Jugular issue on Edca

Of the many issues raised by the petitioners challenging the constitutionality of the Enhanced Defense Cooperation Agreement (Edca) in the Supreme Court, the jugular, I think, is the nature and extent of our government’s control over the “agreed locations” (ALs).

Brief background. The Edca was signed on April 28, 2014, by the Philippines and the United States ostensibly to implement the Mutual Defense Treaty (MDT) and the Visiting Forces Agreement (VFA) earlier entered into by the two countries on Aug. 30, 1951 and Feb. 10, 1998, respectively.

The MDT aims “to maintain and develop their individual and collective capacity to resist armed attack” while the VFA seeks “to strengthen their present efforts to collective defense for the preservation of peace and security.” Per its Art. I, the Edca “deepens defense cooperation between the Parties and maintains and develops their individual and collective capacities, in furtherance of Article II of the MDT.”

Both the MDT and the VFA had been concurred in by our Senate and upheld as “not unconstitutional” by our Supreme Court.
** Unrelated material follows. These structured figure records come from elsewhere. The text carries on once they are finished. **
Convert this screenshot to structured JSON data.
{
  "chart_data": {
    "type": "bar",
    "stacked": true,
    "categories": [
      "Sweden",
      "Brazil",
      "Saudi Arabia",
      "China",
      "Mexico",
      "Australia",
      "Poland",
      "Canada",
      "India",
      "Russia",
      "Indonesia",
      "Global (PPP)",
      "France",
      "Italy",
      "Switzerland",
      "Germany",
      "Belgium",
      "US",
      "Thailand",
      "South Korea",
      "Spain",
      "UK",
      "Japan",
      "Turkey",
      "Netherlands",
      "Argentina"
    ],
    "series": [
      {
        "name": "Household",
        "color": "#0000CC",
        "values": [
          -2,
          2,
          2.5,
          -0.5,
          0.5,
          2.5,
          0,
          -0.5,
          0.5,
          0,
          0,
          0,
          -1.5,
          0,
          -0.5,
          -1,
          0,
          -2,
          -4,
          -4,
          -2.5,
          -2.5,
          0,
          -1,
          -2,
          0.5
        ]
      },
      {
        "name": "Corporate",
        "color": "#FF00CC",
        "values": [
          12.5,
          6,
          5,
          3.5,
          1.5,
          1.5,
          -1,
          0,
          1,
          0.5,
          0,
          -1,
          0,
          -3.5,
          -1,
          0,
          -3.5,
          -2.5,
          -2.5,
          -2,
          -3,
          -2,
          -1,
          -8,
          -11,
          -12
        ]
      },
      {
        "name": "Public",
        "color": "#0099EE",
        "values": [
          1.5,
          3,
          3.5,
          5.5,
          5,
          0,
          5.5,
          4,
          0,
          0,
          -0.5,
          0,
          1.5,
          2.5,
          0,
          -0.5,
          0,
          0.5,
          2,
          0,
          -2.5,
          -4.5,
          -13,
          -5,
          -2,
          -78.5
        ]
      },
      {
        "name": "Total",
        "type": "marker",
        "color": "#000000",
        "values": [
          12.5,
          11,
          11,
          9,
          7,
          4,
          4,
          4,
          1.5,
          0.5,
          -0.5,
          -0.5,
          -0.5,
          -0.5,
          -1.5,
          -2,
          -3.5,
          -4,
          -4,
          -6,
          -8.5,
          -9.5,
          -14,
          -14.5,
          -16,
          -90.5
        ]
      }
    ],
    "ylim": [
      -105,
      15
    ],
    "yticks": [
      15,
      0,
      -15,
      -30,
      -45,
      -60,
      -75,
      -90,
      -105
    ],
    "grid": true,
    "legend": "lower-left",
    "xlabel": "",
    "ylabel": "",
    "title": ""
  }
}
However, the Edca had not been submitted to the Senate for ratification.

Due to my limited space, I will no longer explain the procedural questions (like the petitioners’ alleged lack of legal standing) and policy issues (like the alleged “lack of assurance that the US will actually come to the aid of the Philippines in case of an invasion by China”).

Agreed locations. Under the Edca, US armed forces, US contractors and “others as mutually agreed, shall have the right to access and use… [ALs that] may be listed in an annex to be appended to this Agreement.”

The Edca allows US forces, contractors, vehicles, vessels and aircraft to “conduct the following activities [inside the ALs]: training; transit; support and related activities; refueling of aircraft; bunkering of vessels; temporary maintenance of vehicles, vessels and aircraft; temporary accommodation of personnel; communications; prepositioning of equipment, supplies and materiel; deploying forces and materiel; and such other activities as the Parties may agree… without rental or similar costs… [but the] US forces shall cover their necessary operational expenses…”

Further, the United States shall have “operational control of [ALs] for construction activities… [but the Philippines] shall have access to the entire area of the [ALs]… consistent with operational safety and security requirements…”

Jugular issue. Petitioners argue that by yielding to the US forces “the operational control of ALs for construction activities…” without payment of rentals, taxes and other costs, the Edca “constitutes… an unconscionable sellout of our sovereignty…” and deprives the Philippines of its police, eminent domain and taxation powers.

Our Constitution states that “foreign military bases, troops, or facilities shall not be allowed in the Philippines except under a treaty duly concurred in by the Senate…”

Petitioners contend that the ALs are really disguised military bases without the benefit of a treaty concurred in by the Senate, because they “can contain houses or barracks to accommodate thousands of troops; they contain weapon armories, arsenals or silos; they have secure storage buildings for prepositioned supplies and war materiel; they have their own facilities for refueling, bunkering, and repairing warships or aircraft; they have their own perimeter wall which will prohibit unauthorized entry; they have their own telecommunication systems; and there are even launching pads or sites for the deployment of troops and war materiel to other countries. In fact, they even have separate facilities for water, electricity and other utilities…”

The government counsel, Solicitor General Florin T. Hilbay, counters that Edca, “by its own express terms,” is only an executive agreement to implement the MDT and the VFA, and not a treaty that needs Senate ratification.

He explains that Edca was entered into pursuant to the President’s constitutionally-granted exclusive military and diplomatic power and the “Court should not render the President helpless or impair his ability to set up a national security apparatus in the face of clear, present, and verified reports of activities that endanger the
integrity of the Philippine State.”

On the petitioners’ contention that the United States could deploy nuclear weapons in the ALs in violation of our Constitution, Hilbay points to Art. IV-6 of Edca plainly saying that the “prepositioned materiel shall not include nuclear weapons.” He pits petitioners’ allegation of disguised military bases against the Edca’s provision clearly conceding the Philippines’ ownership of the ALs and the government’s assurance that our country retains sovereignty over them.

In deference to the sub judice rule, I shall not comment on these arguments, except that I believe the case will turn on how the parties explain the nature and extent of control that our government exercises over the ALs.

I also think that if this were a US Supreme Court case, the conservatives would decide based strictly on the textual provisions of the Constitution and original intent of its framers. On the other hand, the liberals would interpret the Charter according to the contemporary needs and paramount wellbeing of our people. (Please refer to my column on legal philosophy on 10/26/14.)

I shall eagerly await the decision and separate opinions of our justices, which may open windows to their ideological or philosophical leanings.